Holiday Spirit
On the 31st of October, on the Eve of Halloween, we had a very special meeting at Yes-Club.
Three American guests came to our club to tell us about main American holidays and discuss them with us.
Their names were Joy Armstrong, Stephen Mackey and Tiffany Lorey.
We started with each person introducing themselves and telling about their favourite holiday. It is curious to know that most people said it was New Year or Christmas. After this, they organized a quiz offering questions about 6 main American holidays. These holidays were St. Valentine’s Day, Easter, Independence Day, New Year, Christmas and Thanksgiving.
The quiz was carried out in a very interactive manner. We got a lot of interesting information. Joy was the main speaker, and Stephen and Tiffany gave additional information. After we answered all the questions in written form choosing from several variants, we checked the answers, each one reading his answer. The most interesting thing to know, personally, was about Halloween, because it was the evening when it was celebrated.
Speaking about American holidays we couldn’t but notice that we had many holidays in common, not only Christmas and New Year. It turned out that an expansion of broadly speaking Western (American and European) holidays in Russia is going on.

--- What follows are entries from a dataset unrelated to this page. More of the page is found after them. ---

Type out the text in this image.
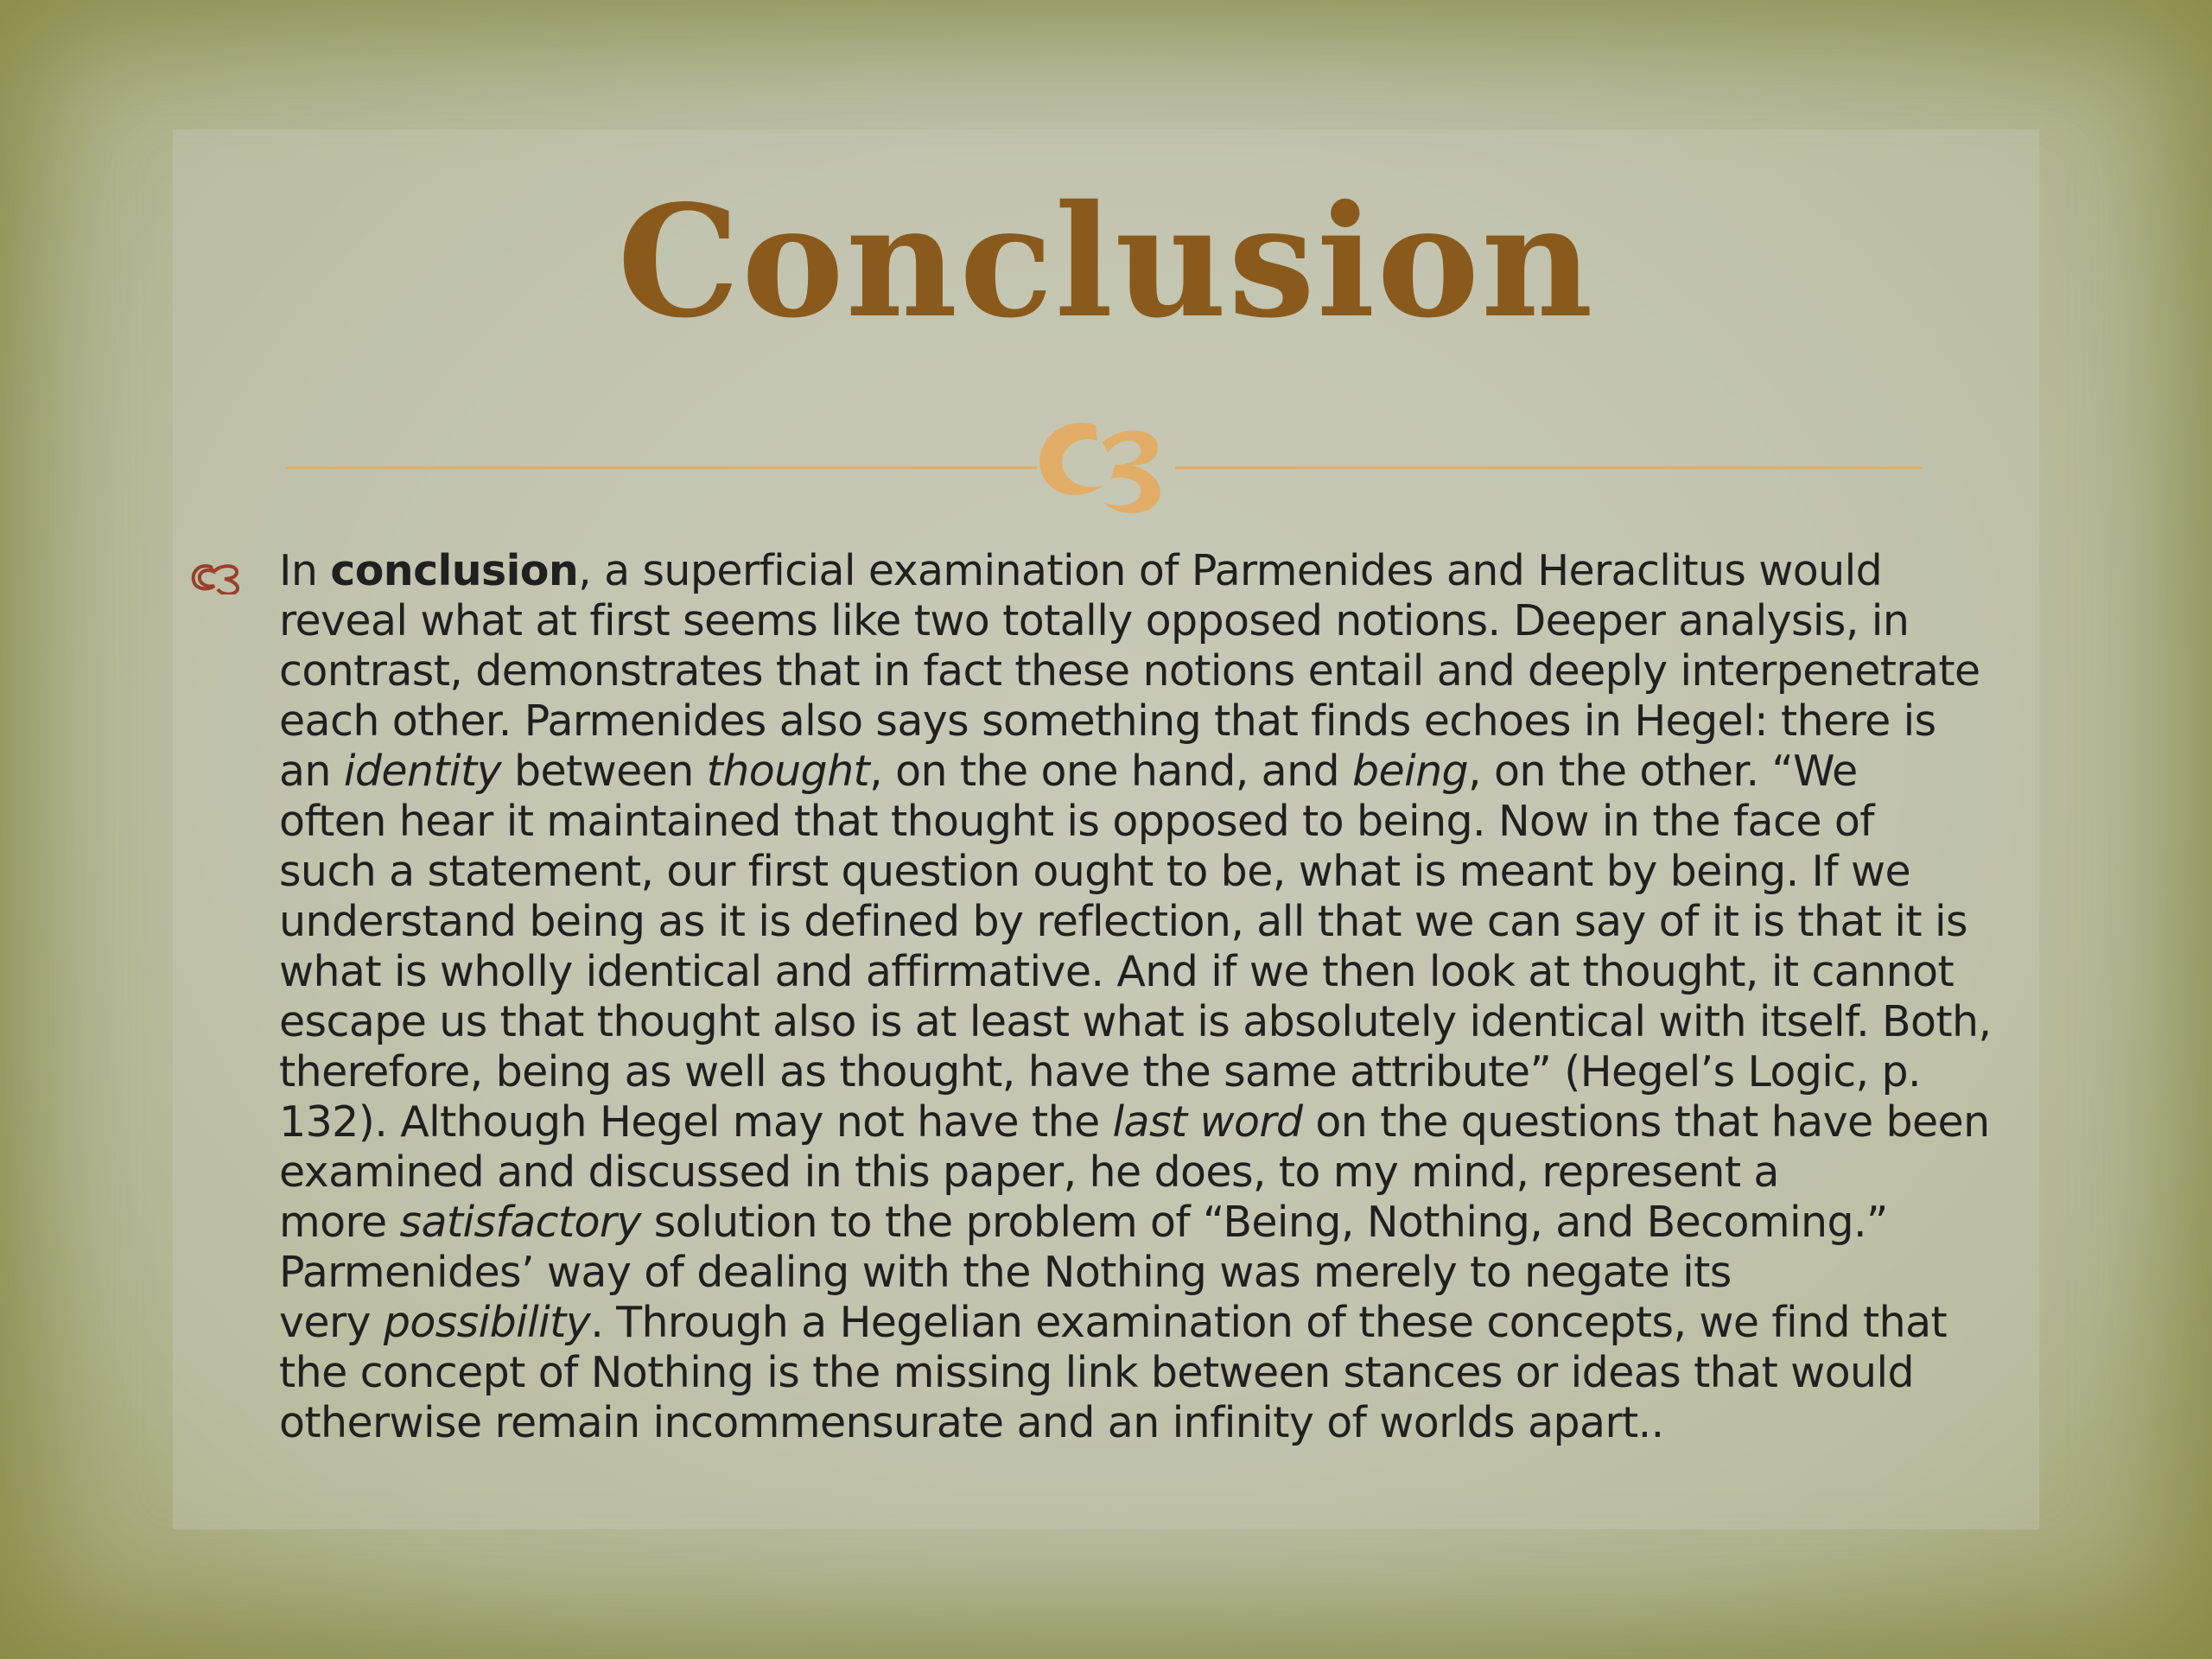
Conclusion

In conclusion, a superficial examination of Parmenides and Heraclitus would
reveal what at first seems like two totally opposed notions. Deeper analysis, in
contrast, demonstrates that in fact these notions entail and deeply interpenetrate
each other. Parmenides also says something that finds echoes in Hegel: there is
an identity between thought, on the one hand, and being, on the other. “We
often hear it maintained that thought is opposed to being. Now in the face of
such a statement, our first question ought to be, what is meant by being. If we
understand being as it is defined by reflection, all that we can say of it is that it is
what is wholly identical and affirmative. And if we then look at thought, it cannot
escape us that thought also is at least what is absolutely identical with itself. Both,
therefore, being as well as thought, have the same attribute” (Hegel’s Logic, p.
132). Although Hegel may not have the last word on the questions that have been
examined and discussed in this paper, he does, to my mind, represent a
more satisfactory solution to the problem of “Being, Nothing, and Becoming.”
Parmenides’ way of dealing with the Nothing was merely to negate its
very possibility. Through a Hegelian examination of these concepts, we find that
the concept of Nothing is the missing link between stances or ideas that would
otherwise remain incommensurate and an infinity of worlds apart..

Several members of Yes-Club started to speak about their experience in celebrating these holidays. For example, among these holidays are St. Valentine’s Day and Halloween. The opinions on these holidays and sense of celebrating them got split. Some of the members said that St. Valentine’s Day, with exchanging greeting cards about love, with presenting sweets, was obviously a good holiday to adopt. Personally, when I celebrated it at school, I didn’t realize how this holiday originated, but I remember the good emotions that it stirred.
Halloween, of course, wasn’t perceived quite that positively and some people criticized this holiday for connections with “dark forces”. So it definitely wasn’t a good holiday to adopt, as they declared.
Then we started to discuss Russian holidays comparing them with American ones, in a way. We discussed Maslenitsa, its symbols, like pancakes, fires and “straw scarecrow” burned at the end of the Maslenitsa Week. Pancakes symbolize the image of sun and “straw scarecrow” is burned to clean our souls from sins and say goodbye to winter. Vodka and caviar are also indispensable attributes of this holiday. Our American guests were glad to know so much more on Maslenitsa and as they confessed, they loved this holiday.
But speaking about Maslenitsa it became all the more clear that some truly Russian holidays are celebrated more rarely, giving way at first to Soviet holidays and nowadays to American or Western ones, like Halloween.
It should be mentioned that in today’s Russia some holidays are “imposed” on people. Nowadays more people in Russia are inclined to celebrate holidays like Christmas and Easter. Sometimes church holidays are celebrated and officials attend these meetings. But probably this drive for spirituality and church holidays is superficial and just a contribution to fashion.
But the Americans whom we talked to state in the USA many holidays are celebrated without much thinking about its origin and essence. For example 85% of the Americans declare they are Christians but some of them perceive Christmas just like a holiday week and time for shopping at the discount shops.
Russians celebrate Christmas on the 7th of January due to Orthodox tradition. But Russians are inclined to celebrate Christmas on the 25th of December as well, together with the majority of Christians. It is a good example of the fact that Russia is open to cultural influence of the Western countries.
Another example of Western influence is celebration of St. Patrick’s Day, Halloween and St. Valentine’s Day. It brings up the issue of deciding what foreign traditions should be adopted and how it should be done. Maybe, we should develop our own national identity because our culture is now in a very transient state and we risk forgetting our own values.
So, let us mould our own perception about the Western and national holidays, even with the help of experience of our foreign guests.